Absolutely apples and pears. Don't use the premixed stuff. Mix it yourself so you can get the proper consistency.


----------



## FrillyLily (Jun 4, 2012)

Okay, that is what I was afraid of. Would be so much easier and less mess to buy it pre-mixed, but that would be too easy of course! Thank you!


----------



## chiraldude (Nov 16, 2013)

Premixed stuff is basically sand mixed with adhesive (glue). 
The stuff in the bags is call thinset mortar. It is real cement. 
Premixed depends solely on the water based adhesive drying out in order to harden. If the tile is going over a waterproof surface then it could take weeks for it to cure. 
Cement based thinset starts curing as soon as it gets wet and drying is not required for it to cure. The premix never gets as hard as cement.


----------



## czizzi (May 28, 2018)

Anything that can sit on a shelf in a store for a year and not harden is probably not something that you want under your tile. Given that, even if you read the instructions on the premixed product it will state that it is not recommended for wet areas or for tiles over 6x6.
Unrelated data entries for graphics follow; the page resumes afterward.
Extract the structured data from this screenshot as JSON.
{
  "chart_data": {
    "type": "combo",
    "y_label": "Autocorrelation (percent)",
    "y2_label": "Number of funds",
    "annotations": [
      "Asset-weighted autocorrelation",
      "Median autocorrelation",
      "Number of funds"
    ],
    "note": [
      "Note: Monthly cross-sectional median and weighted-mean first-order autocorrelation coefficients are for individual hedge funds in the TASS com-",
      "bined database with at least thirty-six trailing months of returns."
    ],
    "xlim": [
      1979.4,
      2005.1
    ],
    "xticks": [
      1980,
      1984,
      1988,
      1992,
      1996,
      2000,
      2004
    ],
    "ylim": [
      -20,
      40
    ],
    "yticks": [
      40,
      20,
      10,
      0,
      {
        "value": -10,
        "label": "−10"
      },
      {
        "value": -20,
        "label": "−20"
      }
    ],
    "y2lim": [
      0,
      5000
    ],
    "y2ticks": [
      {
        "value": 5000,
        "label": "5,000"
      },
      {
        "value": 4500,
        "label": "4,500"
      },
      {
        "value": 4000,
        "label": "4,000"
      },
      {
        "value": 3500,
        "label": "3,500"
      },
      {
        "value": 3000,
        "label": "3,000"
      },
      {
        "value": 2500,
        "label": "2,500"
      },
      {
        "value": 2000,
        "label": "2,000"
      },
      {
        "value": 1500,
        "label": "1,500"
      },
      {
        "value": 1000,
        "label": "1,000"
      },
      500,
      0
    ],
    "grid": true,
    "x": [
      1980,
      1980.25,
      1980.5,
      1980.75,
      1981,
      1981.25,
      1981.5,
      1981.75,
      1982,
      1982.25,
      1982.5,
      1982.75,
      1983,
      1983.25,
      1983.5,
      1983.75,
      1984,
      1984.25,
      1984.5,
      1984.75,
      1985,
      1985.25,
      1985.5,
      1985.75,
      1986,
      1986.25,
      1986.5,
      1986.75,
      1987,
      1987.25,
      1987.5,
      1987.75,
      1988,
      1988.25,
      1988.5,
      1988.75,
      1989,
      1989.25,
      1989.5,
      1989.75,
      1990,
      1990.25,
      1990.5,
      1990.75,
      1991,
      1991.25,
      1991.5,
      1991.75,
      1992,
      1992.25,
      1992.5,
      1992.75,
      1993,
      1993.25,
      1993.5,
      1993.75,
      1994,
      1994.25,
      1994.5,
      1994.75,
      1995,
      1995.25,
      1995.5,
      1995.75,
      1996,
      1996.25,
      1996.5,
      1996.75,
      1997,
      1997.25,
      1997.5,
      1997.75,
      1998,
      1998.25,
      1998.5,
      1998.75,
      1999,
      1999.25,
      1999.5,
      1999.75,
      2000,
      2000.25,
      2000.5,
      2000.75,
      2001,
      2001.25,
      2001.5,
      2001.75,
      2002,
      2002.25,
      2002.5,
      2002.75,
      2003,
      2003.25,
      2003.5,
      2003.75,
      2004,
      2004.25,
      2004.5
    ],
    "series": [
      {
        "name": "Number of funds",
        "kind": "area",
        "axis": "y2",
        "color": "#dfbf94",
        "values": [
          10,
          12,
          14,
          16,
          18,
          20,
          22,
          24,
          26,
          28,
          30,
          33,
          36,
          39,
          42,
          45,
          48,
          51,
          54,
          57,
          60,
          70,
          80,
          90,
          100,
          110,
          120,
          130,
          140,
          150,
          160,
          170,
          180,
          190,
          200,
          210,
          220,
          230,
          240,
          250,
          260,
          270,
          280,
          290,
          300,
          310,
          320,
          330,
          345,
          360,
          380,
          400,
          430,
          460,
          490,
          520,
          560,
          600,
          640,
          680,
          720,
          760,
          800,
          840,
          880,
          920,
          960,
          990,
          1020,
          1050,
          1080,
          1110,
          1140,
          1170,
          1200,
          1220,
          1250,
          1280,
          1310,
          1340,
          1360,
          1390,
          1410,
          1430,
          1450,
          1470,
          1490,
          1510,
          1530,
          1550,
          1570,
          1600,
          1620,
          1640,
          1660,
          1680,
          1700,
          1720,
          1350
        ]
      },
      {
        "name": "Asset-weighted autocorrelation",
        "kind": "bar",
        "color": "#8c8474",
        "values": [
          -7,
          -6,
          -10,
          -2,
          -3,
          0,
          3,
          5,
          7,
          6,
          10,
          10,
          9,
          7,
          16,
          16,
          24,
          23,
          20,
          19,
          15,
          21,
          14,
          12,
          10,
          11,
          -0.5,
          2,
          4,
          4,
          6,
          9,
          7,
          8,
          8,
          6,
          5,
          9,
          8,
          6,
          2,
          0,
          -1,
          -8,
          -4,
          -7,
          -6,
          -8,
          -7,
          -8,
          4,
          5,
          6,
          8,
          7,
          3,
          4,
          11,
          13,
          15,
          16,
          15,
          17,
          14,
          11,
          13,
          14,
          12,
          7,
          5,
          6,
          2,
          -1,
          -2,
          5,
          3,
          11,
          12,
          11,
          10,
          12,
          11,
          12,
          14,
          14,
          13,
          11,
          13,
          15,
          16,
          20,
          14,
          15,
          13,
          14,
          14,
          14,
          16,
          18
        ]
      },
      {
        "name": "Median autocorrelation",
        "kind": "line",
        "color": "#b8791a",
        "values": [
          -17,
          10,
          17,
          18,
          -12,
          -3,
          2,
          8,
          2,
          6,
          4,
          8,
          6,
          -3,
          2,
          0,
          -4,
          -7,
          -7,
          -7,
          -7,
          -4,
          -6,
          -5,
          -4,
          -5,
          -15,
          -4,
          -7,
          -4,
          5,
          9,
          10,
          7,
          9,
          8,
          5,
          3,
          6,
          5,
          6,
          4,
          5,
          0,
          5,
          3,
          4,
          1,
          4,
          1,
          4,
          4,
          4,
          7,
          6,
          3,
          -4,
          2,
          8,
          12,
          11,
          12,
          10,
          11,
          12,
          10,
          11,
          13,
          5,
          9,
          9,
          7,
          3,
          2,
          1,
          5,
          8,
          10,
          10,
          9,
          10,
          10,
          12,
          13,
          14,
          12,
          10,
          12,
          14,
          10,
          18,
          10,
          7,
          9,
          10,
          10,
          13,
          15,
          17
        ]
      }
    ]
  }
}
Thinset mixed from a powder is not that hard to work with. Mix smaller batches for less waste, cures by chemical reaction not evaporation, and is just as smooth. I have never used premixed and can say that powdered is very user friendly. Just need a basin to mix, a bucket for water, a trowel to blend and you are good to go.


----------



## FrillyLily (Jun 4, 2012)

well the idea for us was that my husband is going to lay the tile on his vacation time off, so I thought it might save him some time if we didn't have to mix. We also have cold weather right now so going in and out mixing is going to not be ideal. Wish we could have had did this earlier in the year, but it has to get finished. I do think the powder is the way to go, but just wanted to consider the other just in case it might work. Thanks for your reply!


----------



## czizzi (May 28, 2018)

There is no need to mix the powdered version outside. You just have to put down a drop cloth under your mixing area and can do it indoors near your work area.


Eitherway, 12x12 tiles are not recommended to be used with premix. You can read the manufacturer's spec if you want.


----------



## FrillyLily (Jun 4, 2012)

I did not know that about the tile size, so sounds like my question is moot altogether. Yes maybe we could set something up to mix it indoors.


----------